Método de melhoria contínua em 4 etapas: planejar, executar, verificar e agir corretivamente.
O Ciclo PDCA (Plan-Do-Check-Act) é um método iterativo de gestão da qualidade usado para controlar e melhorar continuamente processos e produtos. Criado por Walter Shewhart e popularizado por W. Edwards Deming, o PDCA é um dos pilares da gestão da qualidade total (TQM). Cada ciclo completo gera aprendizado que alimenta o próximo, criando uma espiral ascendente de melhorias.

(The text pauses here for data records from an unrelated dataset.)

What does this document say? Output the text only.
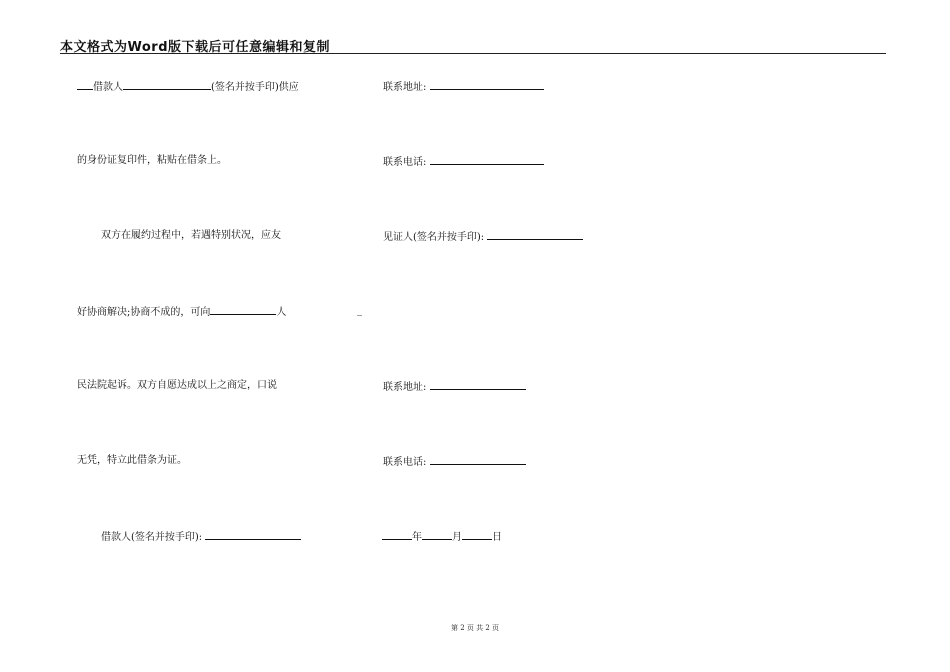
本文格式为Word版下载后可任意编辑和复制
借款人	(签名并按手印)供应
的身份证复印件，粘贴在借条上。
双方在履约过程中，若遇特别状况，应友
好协商解决;协商不成的，可向	人
民法院起诉。双方自愿达成以上之商定，口说
无凭，特立此借条为证。
借款人(签名并按手印):
_
联系地址:
联系电话:
见证人(签名并按手印):
联系地址:
联系电话:
年	月	日
第 2 页 共 2 页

O PDCA foi concebido na década de 1920 por Walter A. Shewhart, físico e estatístico americano considerado o pai do controle estatístico de qualidade. No entanto, foi W. Edwards Deming quem popularizou o método no Japão pós-guerra, onde se tornou fundamental na reconstrução industrial japonesa e no surgimento do Sistema Toyota de Produção. No Brasil, o PDCA foi difundido a partir dos anos 1980 com o movimento pela qualidade total.
Utilize o PDCA sempre que precisar melhorar um processo existente, resolver um problema recorrente, implementar uma mudança planejada ou padronizar uma prática que deu certo. É especialmente útil em situações onde tentativas anteriores de melhoria não geraram resultados sustentáveis. O ciclo é aplicável tanto em processos operacionais simples quanto em projetos estratégicos de transformação organizacional.
Plan (Planejar): identifique o problema ou oportunidade de melhoria, analise dados e causas-raiz, defina metas claras e elabore um plano de ação detalhado com responsáveis e prazos. Do (Executar): implemente o plano conforme definido, treine a equipe envolvida, registre tudo o que acontecer durante a execução. Check (Verificar): compare os resultados obtidos com as metas planejadas, analise desvios, identifique o que funcionou e o que não funcionou. Act (Agir): se os resultados foram satisfatórios, padronize a solução e dissemine; se não, identifique as causas dos desvios e inicie um novo ciclo com ajustes.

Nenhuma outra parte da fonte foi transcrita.